Ergebnisse der Mornell-Exkursion vom 25.08.2013

Exkursionsbericht

Die OBS-Exkursion vom 25.08. zu den bekannten Rastgebieten der Mornellregenpfeifer bei Eft-Hellendorf (Gemeinde Perl) war ein großer Erfolg. Bei durchaus beachtenswerter Beteiligung aber durchwachsenem Wetter machte sich die Gruppe um etwa 08:30 Uhr auf den Weg zu den seit Jahren regelmäßig genutzten Rastflächen des Schneebergs.

Die Teilnehmer der Mornell-Exkursion 2013 auf der
Suche nach den gut getarnten Mornellregenpfeifern
(Foto G. Süßmilch)

Bereits nach kurzer Suche konnten die ersten beiden Mornells auf französicher Seite gesichtet werden, die zunächst in einer Ackerkuhle verschwanden. Nach kurzer Nachsuche konnten die etwa amselgroßen Vögel wiederentdeckt werden in einer Gruppe von insgesamt 8 Individuen, die mit der Nahrungssuche auf dem Acker beschäftigt waren. Der rastende Trupp bestand aus 5 adulten und 3 juvenilen Exemplaren und war recht mobil. Gegen Ende der Beobachtungsdauer kamen die Vögel auch auf angenehme Distanz heran (~50m), so dass sogar einige Fotos gemacht werden konnten.
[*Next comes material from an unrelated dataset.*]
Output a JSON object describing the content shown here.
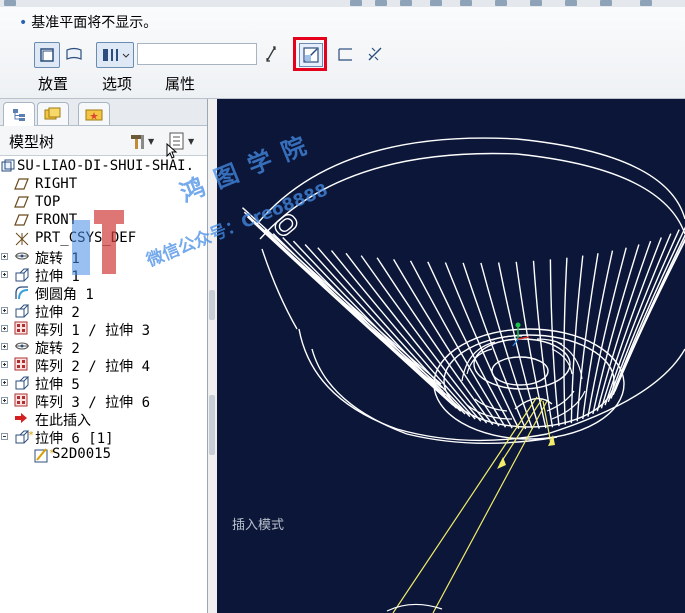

Der sonstige Vogelzug war bei feuchter und kühler Witterung weniger stark ausgeprägt. Großvögel konnten keine beobachtet werden, lediglich einige Kleinvögel (darunter immerhin ein Brachpieper) konnten bei ihrem Zug festgestellt werden.

Die Bilanz des Tages:

  • 8 rastende Mornellregenpfeifer (5 ad., 3 juv.)
  • 1 Brachpieper (nur Rufe gehört)
  • ~20 überziehende Schafstelzen
  • ~10 überziehende Baumpieper

Der Vorstand und die Organisatoren danken Ihnen für die zahlreiche Teilnahme und freuen sich auf weitere Exkursionen!

Im Namen des Vorstands,

Sebastian Kiepsch

Mehr Infos zur Mornell-Rast im Saarland:

Die traditionellen Rastplätze des Saarlands befinden sich beide in der Gemeinde Perl, eines liegt am Renglischberg (zw. Sinz und Oberleuken), das andere am Schneeberg in unmittelbarer Nähe der deutsch-französischen Grenze bei Eft-Hellendorf. Daneben gibt es noch einen Rastplatz im Bliesgau, die Webenheimer Höhe, die in den vergangenen Jahren jedoch nicht regelmäßig besetzt war. Die typischen Rastflächen bestehen aus weiträumigen, offenen Äckern, die zur Zugzeit der Mornellregenpfeifer bereits abgeerntet und speziell gepflügt sind (gegrubbert). Die weite, ausgeräumte und fast baumleere Struktur dieser Rastgebiete ähnelt dem Brutgebiet der Mornellregenpfeifer, das in der polaren Fjälllandschaft liegt und wird daher zur Rast genutzt.

Um diese Attraktivität der Rastplätze für die europaweit gefährdete Art zu erhalten, wurden Schutzgebiete an diesen Rastplätzen ausgewiesen. Diese beinhalten eine Richtlinie für Landwirte, welche Feldfrüchte angebaut werden sollen und wie die Flächen vor der Zugzeit zu bearbeiten sind. Speziell im Bereich Renglischberg wurden in jüngerer Vergangenheit seitens der Landwirte geeignete Rastflächen durch veränderten Anbau mit für die Mornellrast untauglichen Feldfrüchten (Luzerne, Mais, Weidegras) völlig entwertet. Es besteht dringender Handlungsbedarf seitens des Umweltministeriums, den Rastplatz durch administrative Maßnahmen zu erhalten, was bislang jedoch aufgrung der negativen Einflussnahme der örtlichen Landwirtschaftsfunktionäre auf die zuständige Politik nicht geschehen ist.